この世に残すとはどういうことか

社会的には大きく活躍した岳父が、ある時「人生は無意味だ」と言った。

実際に自分の耳で聞いたのではなく、家内の伝言だったように思うが、記憶は確かではない。その気持ちは今の自分に繋がっている。

歴史に何か残したいとはだれでも思うだろうが、常識はすべて空しく聞こえる。

墓石に記録を残す。一般的な意味の作品を残す、などだ。

デザイナーから画家に転身、僕が自分の本を紹介してくれ(朝日新聞)と送本して頼んだら、時間が過ぎていると断って来た横尾忠則氏。最近、週刊新潮に自分の想いを連載をしていて、たまに読んだら、「意味もなく毎日、絵を描いている」と。歴史へのアンガージュマンは自分でも分らないようだ。

一方、横山大観関東大震災(1923/大正12/9/1)の直前と直後に2度に渡って墨絵の絵巻物「生々流転」を描いたようだ。特に後からのは55.3×4070㎝、つまり40mの気違い的な長さだ。(日経新聞2023/8/13)。明らかに自分の記録を残そうとしたものだ。
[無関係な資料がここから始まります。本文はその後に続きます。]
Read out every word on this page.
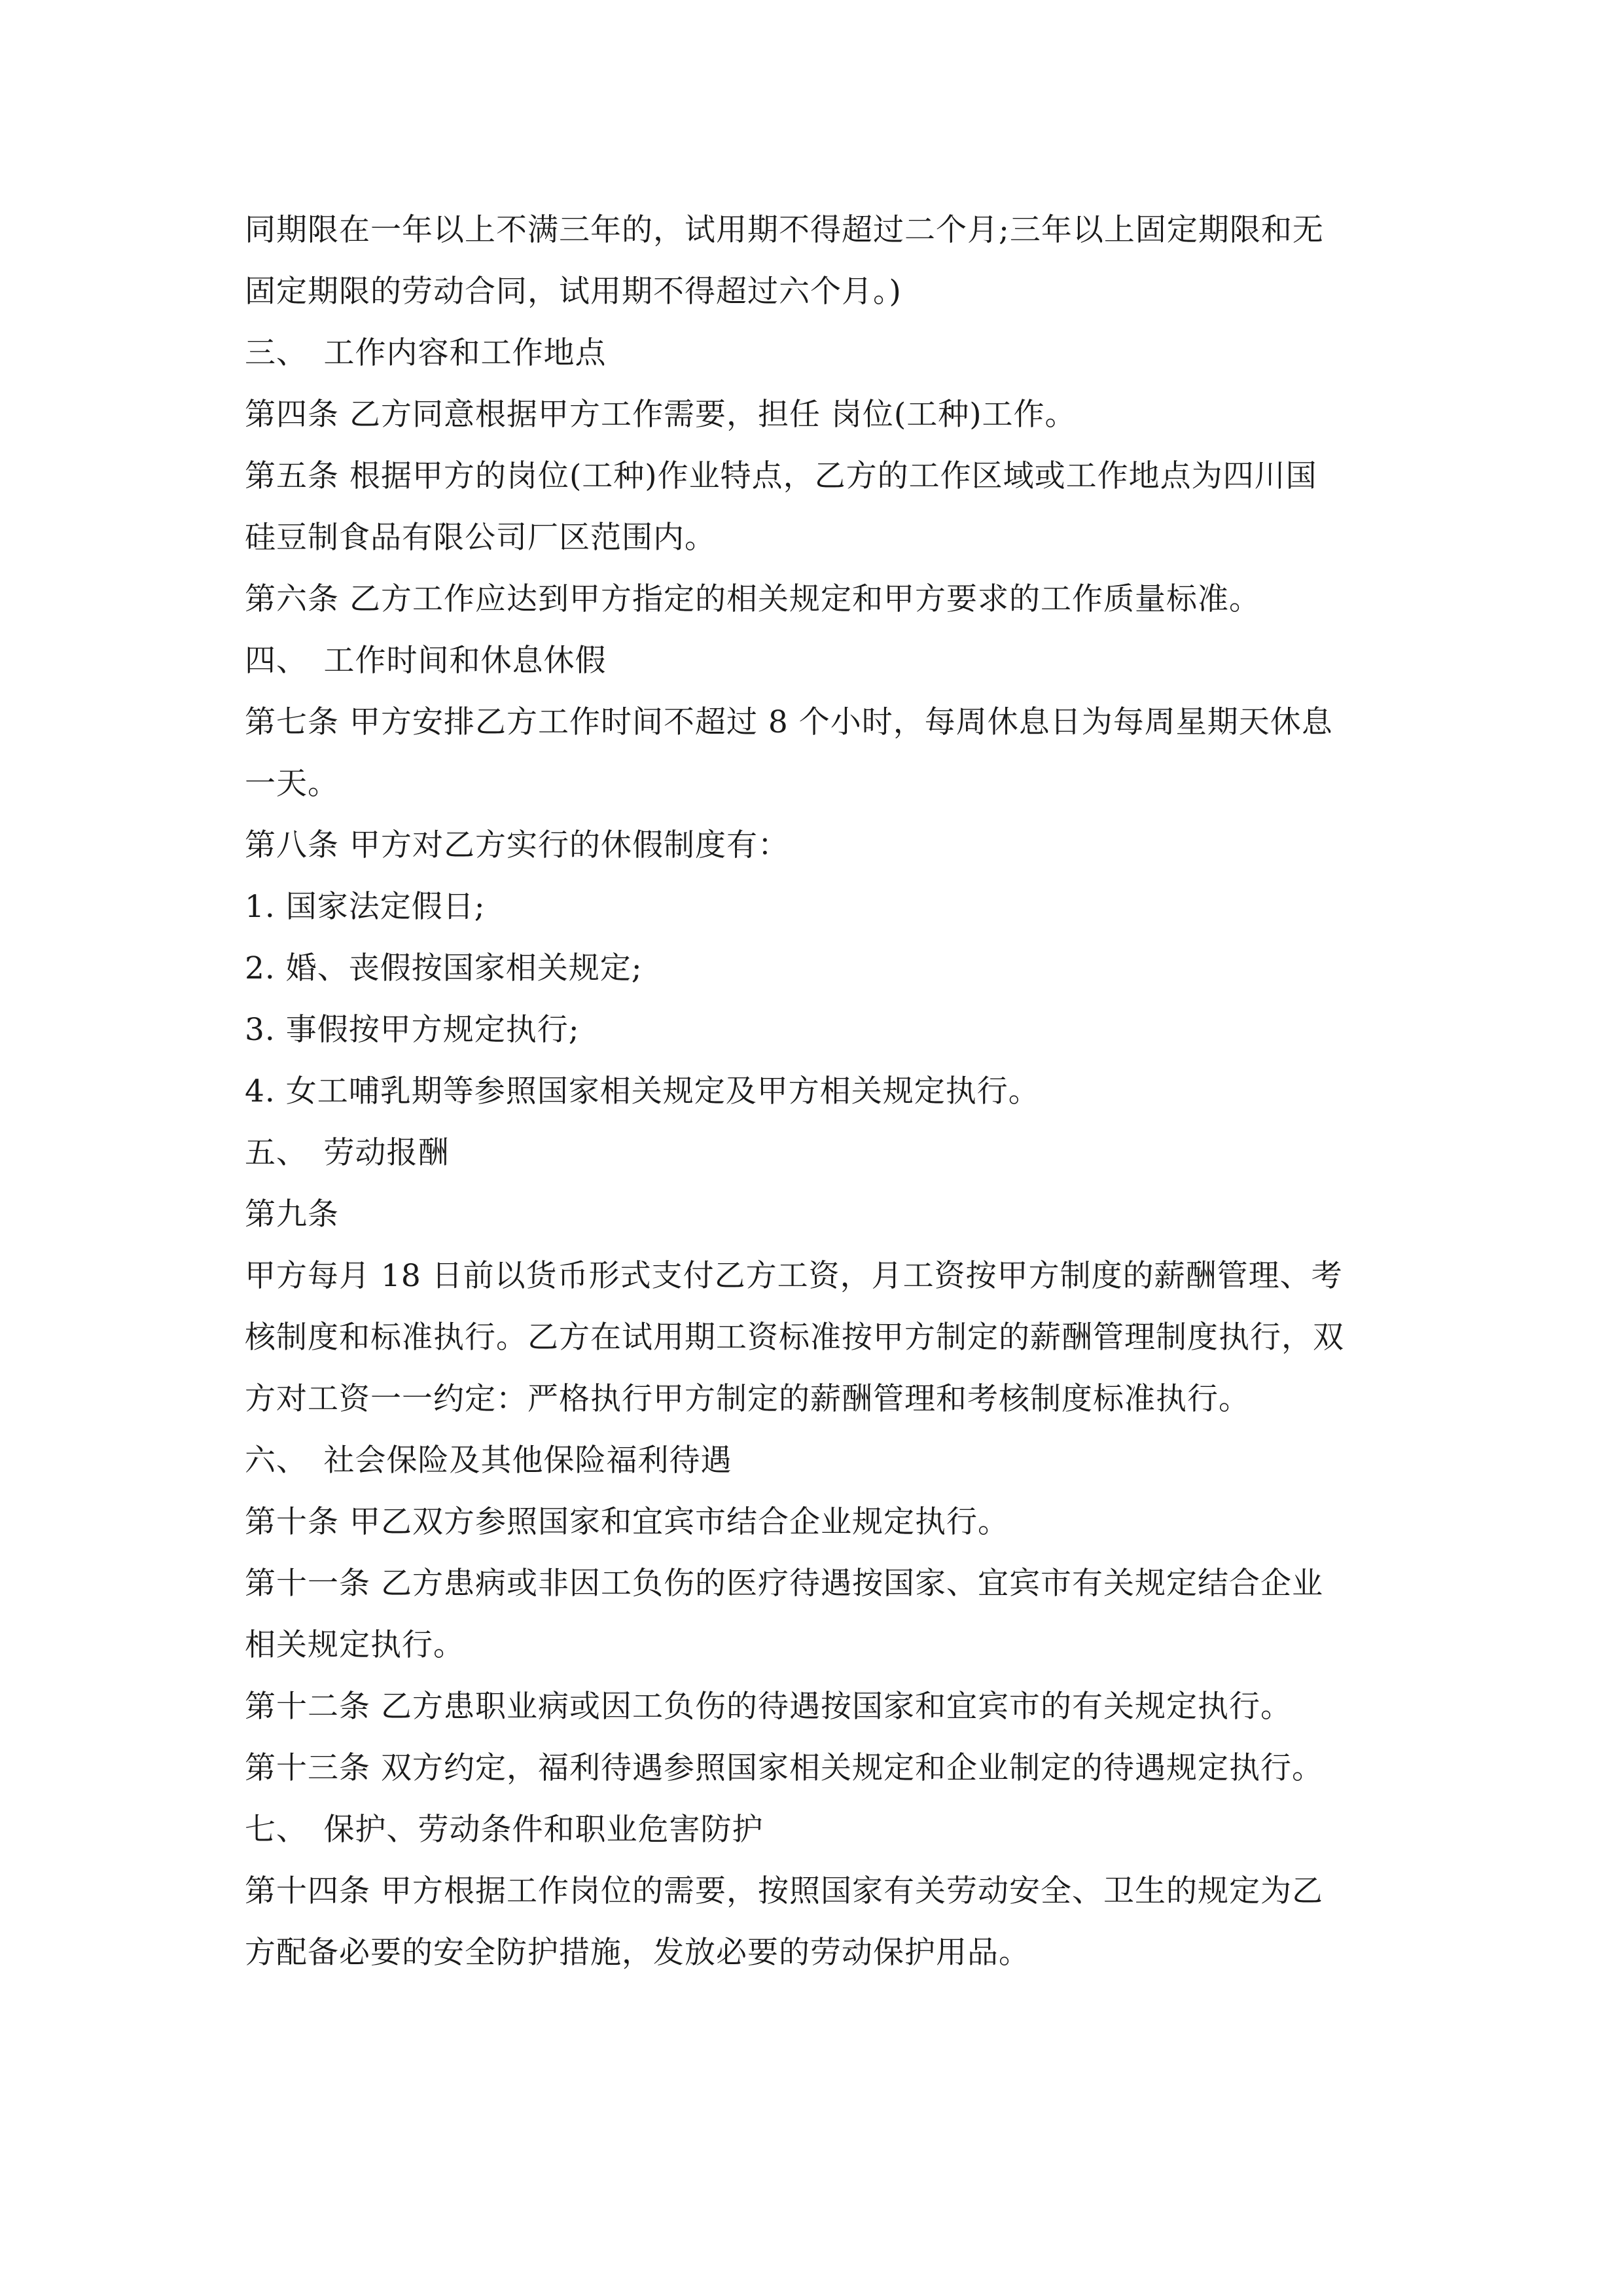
同期限在一年以上不满三年的，试用期不得超过二个月;三年以上固定期限和无
固定期限的劳动合同，试用期不得超过六个月。)
三、　工作内容和工作地点
第四条 乙方同意根据甲方工作需要，担任 岗位(工种)工作。
第五条 根据甲方的岗位(工种)作业特点，乙方的工作区域或工作地点为四川国
硅豆制食品有限公司厂区范围内。
第六条 乙方工作应达到甲方指定的相关规定和甲方要求的工作质量标准。
四、　工作时间和休息休假
第七条 甲方安排乙方工作时间不超过 8 个小时，每周休息日为每周星期天休息
一天。
第八条 甲方对乙方实行的休假制度有：
1. 国家法定假日;
2. 婚、丧假按国家相关规定;
3. 事假按甲方规定执行;
4. 女工哺乳期等参照国家相关规定及甲方相关规定执行。
五、　劳动报酬
第九条
甲方每月 18 日前以货币形式支付乙方工资，月工资按甲方制度的薪酬管理、考
核制度和标准执行。乙方在试用期工资标准按甲方制定的薪酬管理制度执行，双
方对工资一一约定：严格执行甲方制定的薪酬管理和考核制度标准执行。
六、　社会保险及其他保险福利待遇
第十条 甲乙双方参照国家和宜宾市结合企业规定执行。
第十一条 乙方患病或非因工负伤的医疗待遇按国家、宜宾市有关规定结合企业
相关规定执行。
第十二条 乙方患职业病或因工负伤的待遇按国家和宜宾市的有关规定执行。
第十三条 双方约定，福利待遇参照国家相关规定和企业制定的待遇规定执行。
七、　保护、劳动条件和职业危害防护
第十四条 甲方根据工作岗位的需要，按照国家有关劳动安全、卫生的规定为乙
方配备必要的安全防护措施，发放必要的劳动保护用品。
こういうことを見ていると、歴史性から見て残すに足るような仕事なら、それだけの意味があるのかも知れないが、皆がそんなことをしたら、地球はゴミの山になっていく可能性がある。

モーツアルトの「レクイエム」を聞いていると、これは残ってほしいと思うし、地球が滅ばない限り、絶対残したいと思う。

本当に価値のあるものは何だ? 「モナ・リザ」も燃えてしまったらおしまいだ。

特に「作品」など残さなくても、今、大河ドラマで人気の徳川家康はどうだ。さすがに300年ほどの歴史を生み出した志士としては残るだろう。

こういうことを考えていると、なまじの事はやる必要がないと思わずにはいられない。